Neben den Metropolen boomt die Ostseeküste: In der Dreistadt aus Danzig, Sopot und Gdynia verbinden sich Wirtschaftskraft und Tourismus zum stabilsten Küstenmarkt, während Badeorte wie Kołobrzeg oder Świnoujście stark vom deutschen Gästestrom leben. Dort werden viele Objekte als Apartamenty inwestycyjne mit Renditeversprechen und Betreibervertrag verkauft; solche Condo-Modelle stehen regelmäßig in der Kritik, weil garantierte Renditen an die Bonität des Betreibers gekoppelt sind. Kaufe an der Küste nur, was du notfalls auch ohne Betreiber selbst vermieten oder nutzen könntest, und rechne mit ausgeprägter Saisonalität außerhalb der Sommermonate.

Vermietung in der Praxis

Für private Vermieter ist der Ryczałt mit seinen Pauschalsätzen einfach zu handhaben, und mit dem najem okazjonalny bietet das polnische Recht eine Mietvertragsform, die Eigentümer bei Zahlungsausfällen deutlich besser stellt als der Standardvertrag, weil der Mieter notariell einer Räumung zustimmt. In den Universitätsstädten vermietest du an Studenten und junge Berufstätige praktisch ohne Leerstand; die starke Zuwanderung aus der Ukraine hat die Mietnachfrage zusätzlich unterlegt. Professionalisiere die Abwicklung trotzdem: schriftliche Übergabeprotokolle, Kautionen und eine lokale Verwaltung, wenn du nicht im Land lebst, ersparen dir die meisten Konflikte.

Zeitplan und Unterlagen

Der Kauf einer Eigentumswohnung ist für EU-Bürger in vier bis acht Wochen machbar: Grundbuchprüfung, Vorvertrag, Finanzierung, Notartermin, Eintragungsantrag. Nicht-EU-Bürger mit Genehmigungspflicht müssen die MSWiA-Bearbeitungszeit von zwei bis vier Monaten vorschalten und den Kaufvertrag entsprechend bedingt gestalten. An Unterlagen brauchst du Reisepass, gegebenenfalls eine polnische Steuernummer, Nachweise zur Mittelherkunft für die Bank sowie beglaubigte Übersetzungen deiner Dokumente; beim Notartermin ist ohne Polnischkenntnisse ein vereidigter Dolmetscher vorgeschrieben. Eröffne früh ein polnisches Konto für Kaufpreisabwicklung und laufende Kosten, das erspart dir Wechselkursaufschläge bei jeder einzelnen Zahlung. Und behalte die Meldepflichten deines Wohnsitzstaats im Blick: Mieteinnahmen aus Polen gehören auch in die deutsche Steuererklärung, auch wenn sie dort meist nur dem Progressionsvorbehalt unterliegen.

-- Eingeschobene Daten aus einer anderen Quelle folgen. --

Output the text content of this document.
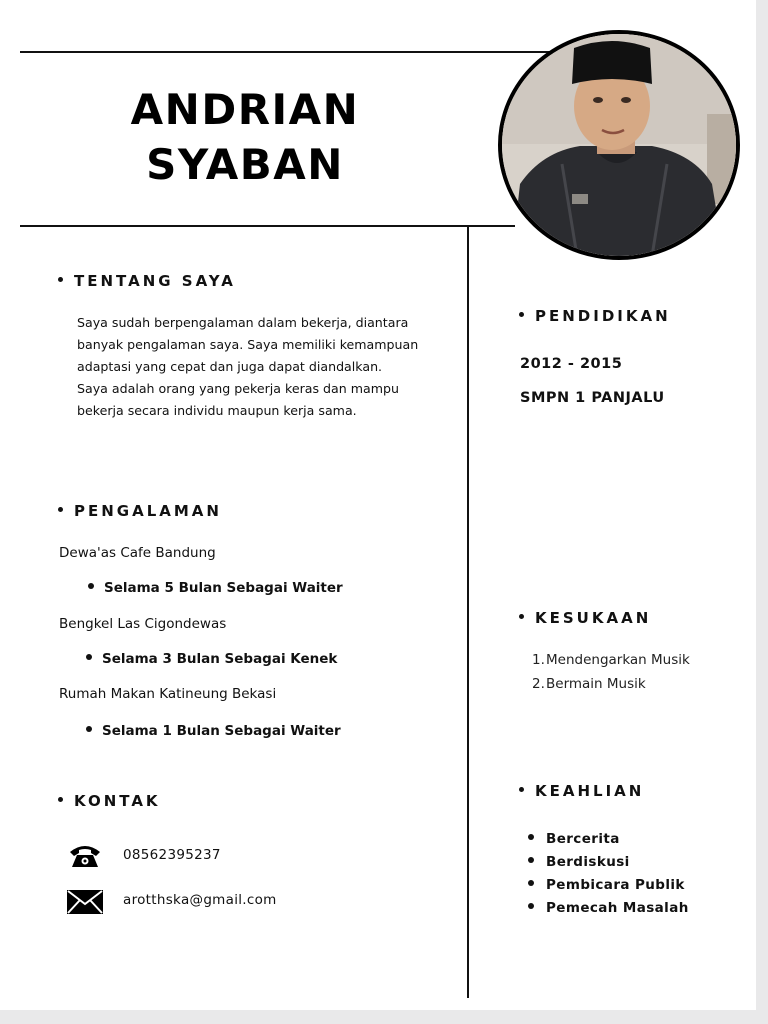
ANDRIAN
SYABAN
TENTANG SAYA

Saya sudah berpengalaman dalam bekerja, diantara

banyak pengalaman saya. Saya memiliki kemampuan

adaptasi yang cepat dan juga dapat diandalkan.

Saya adalah orang yang pekerja keras dan mampu

bekerja secara individu maupun kerja sama.

PENGALAMAN
Dewa'as Cafe Bandung
Selama 5 Bulan Sebagai Waiter
Bengkel Las Cigondewas
Selama 3 Bulan Sebagai Kenek
Rumah Makan Katineung Bekasi
Selama 1 Bulan Sebagai Waiter
KONTAK
08562395237
arotthska@gmail.com
PENDIDIKAN
2012 - 2015
SMPN 1 PANJALU
KESUKAAN
1.Mendengarkan Musik
2.Bermain Musik
KEAHLIAN
Bercerita
Berdiskusi
Pembicara Publik
Pemecah Masalah
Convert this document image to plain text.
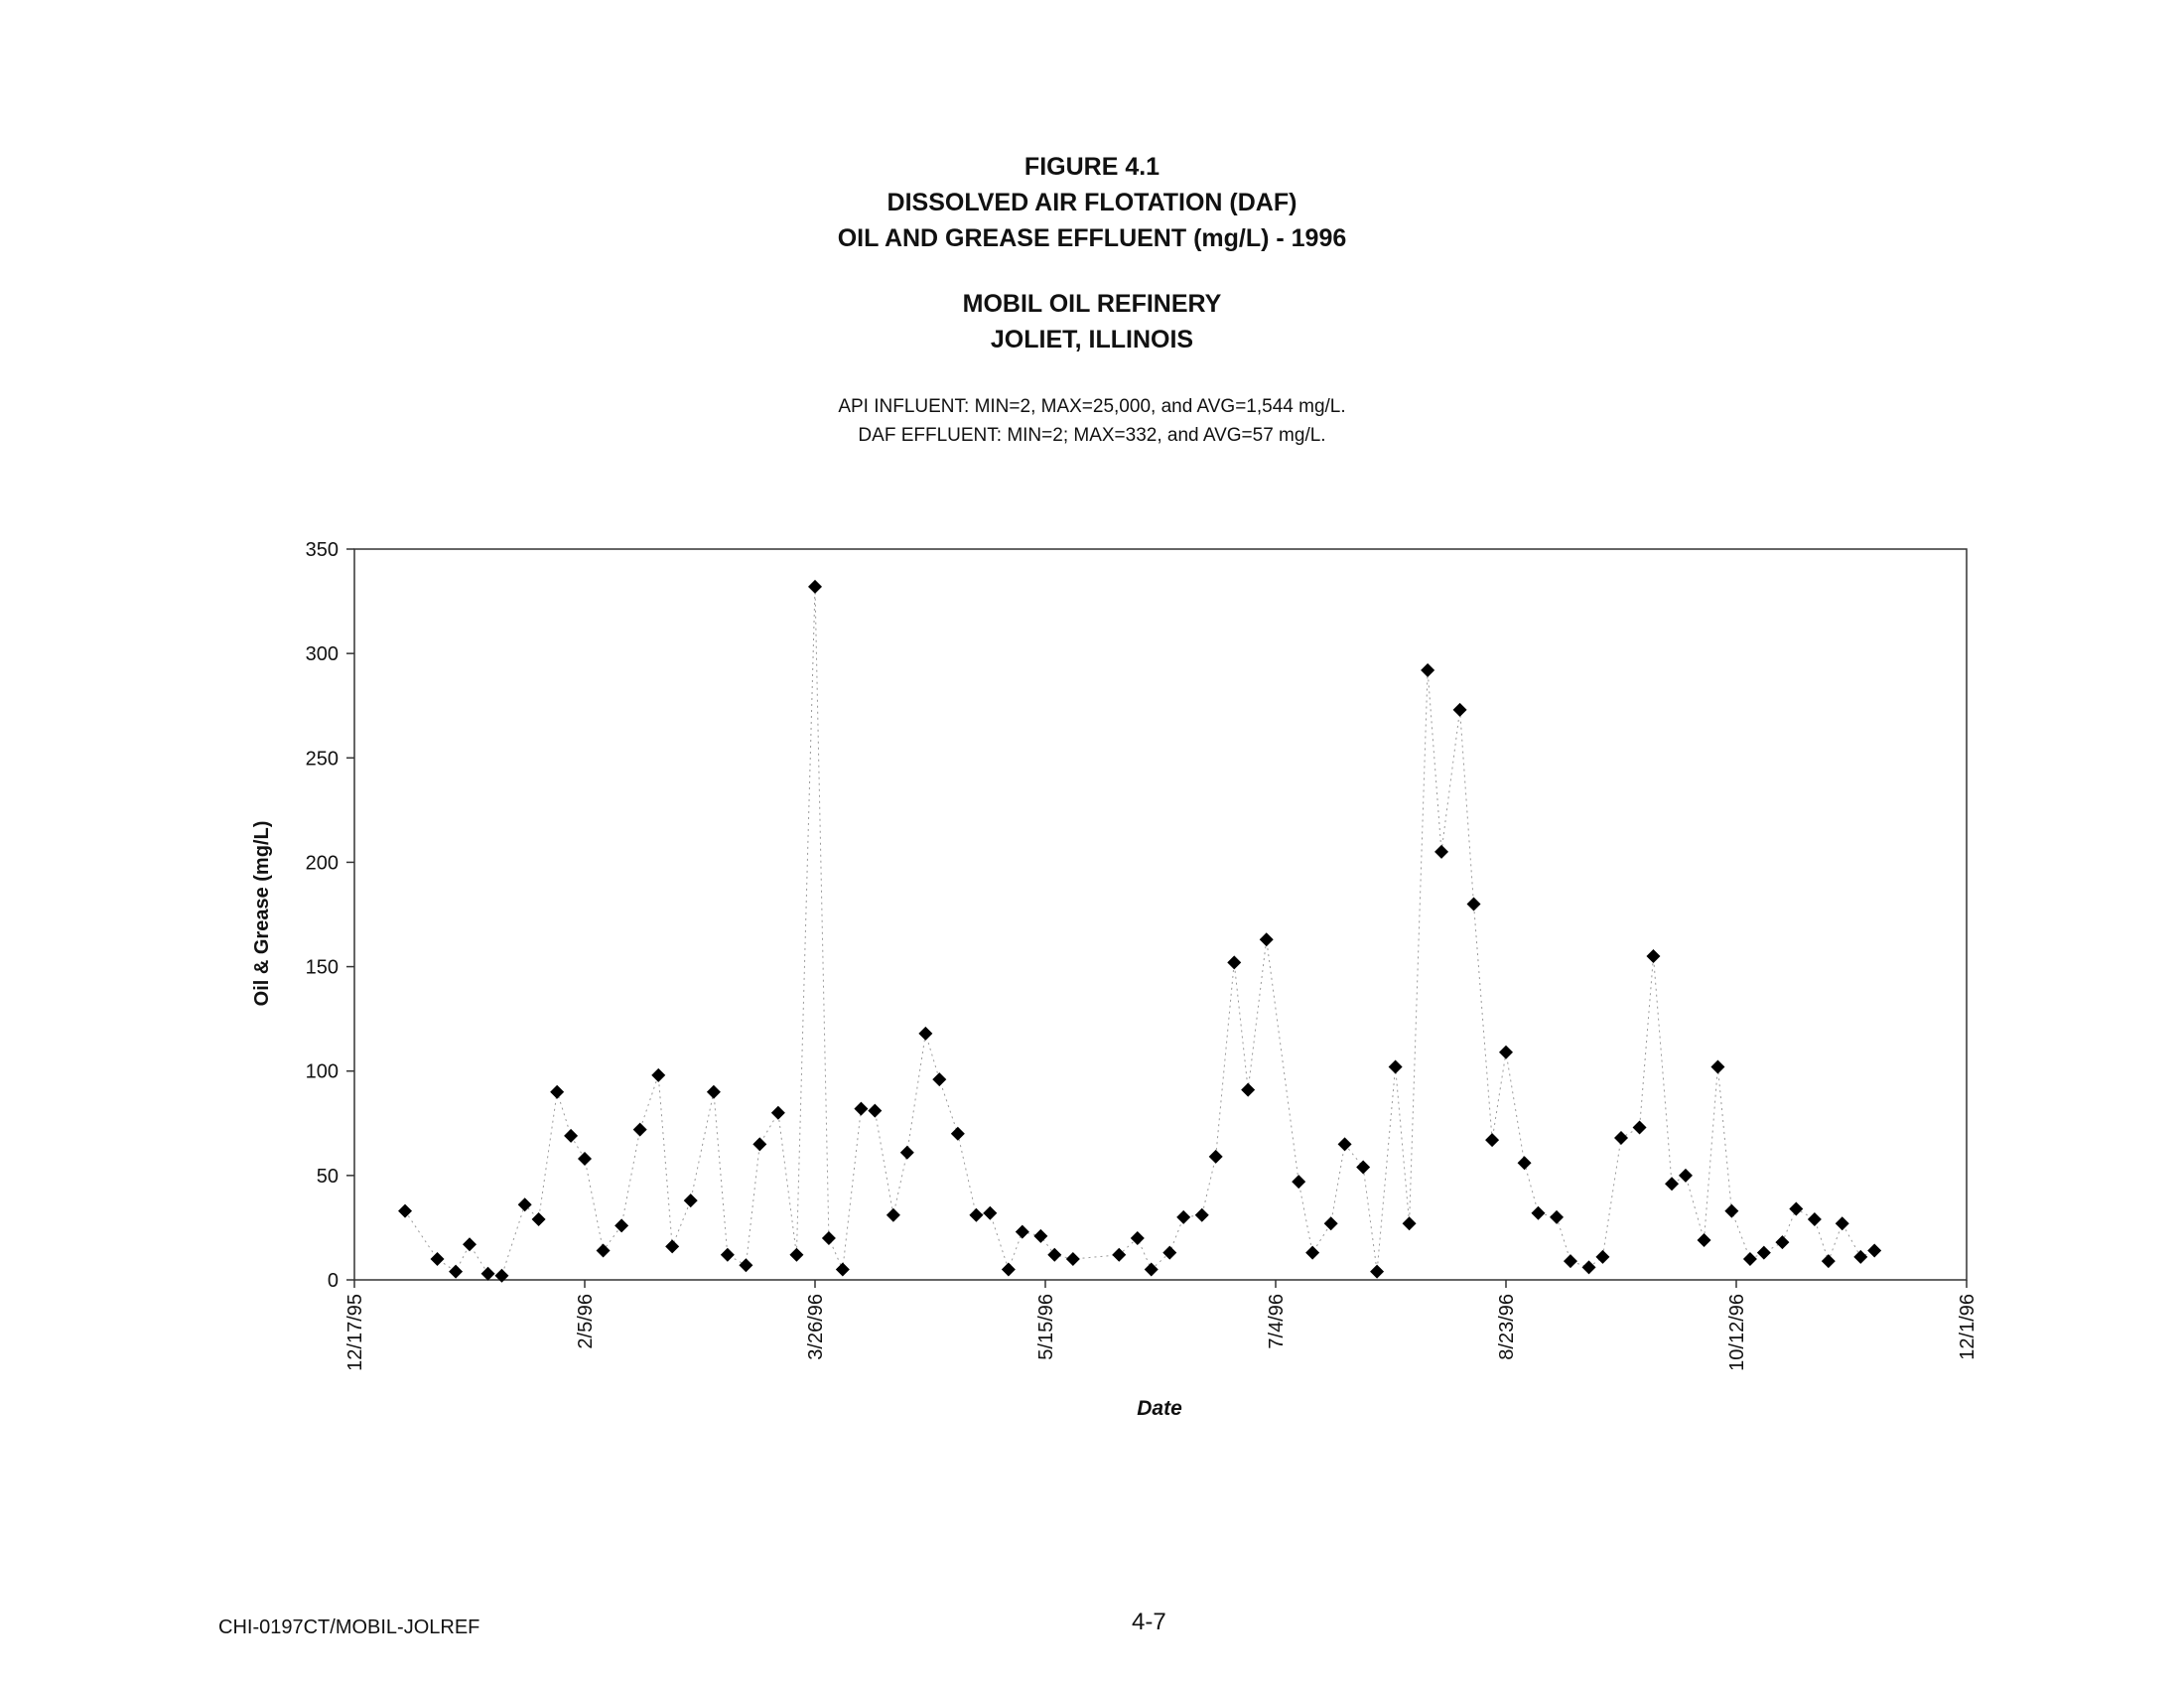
FIGURE 4.1
DISSOLVED AIR FLOTATION (DAF)
OIL AND GREASE EFFLUENT (mg/L) - 1996
MOBIL OIL REFINERY
JOLIET, ILLINOIS
API INFLUENT: MIN=2, MAX=25,000, and AVG=1,544 mg/L.
DAF EFFLUENT: MIN=2; MAX=332, and AVG=57 mg/L.
0
50
100
150
200
250
300
350
12/17/95	2/5/96	3/26/96	5/15/96	7/4/96	8/23/96	10/12/96	12/1/96
Oil & Grease (mg/L)
Date
CHI-0197CT/MOBIL-JOLREF	4-7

Bei Eigentumswohnungen zahlst du daneben monatliche Beiträge an die Eigentümergemeinschaft (wspólnota) für Verwaltung, Instandhaltung und Rücklagen; lass dir vor dem Kauf die Abrechnungen und geplanten Sanierungen zeigen. Die laufende Grundsteuer bleibt mit ihren flächenbasierten Sätzen im Vergleich zu Deutschland fast symbolisch niedrig.

Dein Fahrplan für den Kauf in Polen

Polen belohnt vorbereitete Käufer: Kläre zuerst deinen Status (EU-Bürger oder MSWiA-Genehmigung), prüfe das Grundbuchblatt online, sichere dir den Vorvertrag in notarieller Form und kalkuliere 4 bis 8 Prozent Nebenkosten je nach Objektart. Dann bekommst du in einem der dynamischsten Märkte Europas solide Substanz mit realer Mietnachfrage, ohne Sprachkenntnisse zwar nicht im Alleingang, aber mit Anwalt, Dolmetscher und seriösem Makler gut machbar.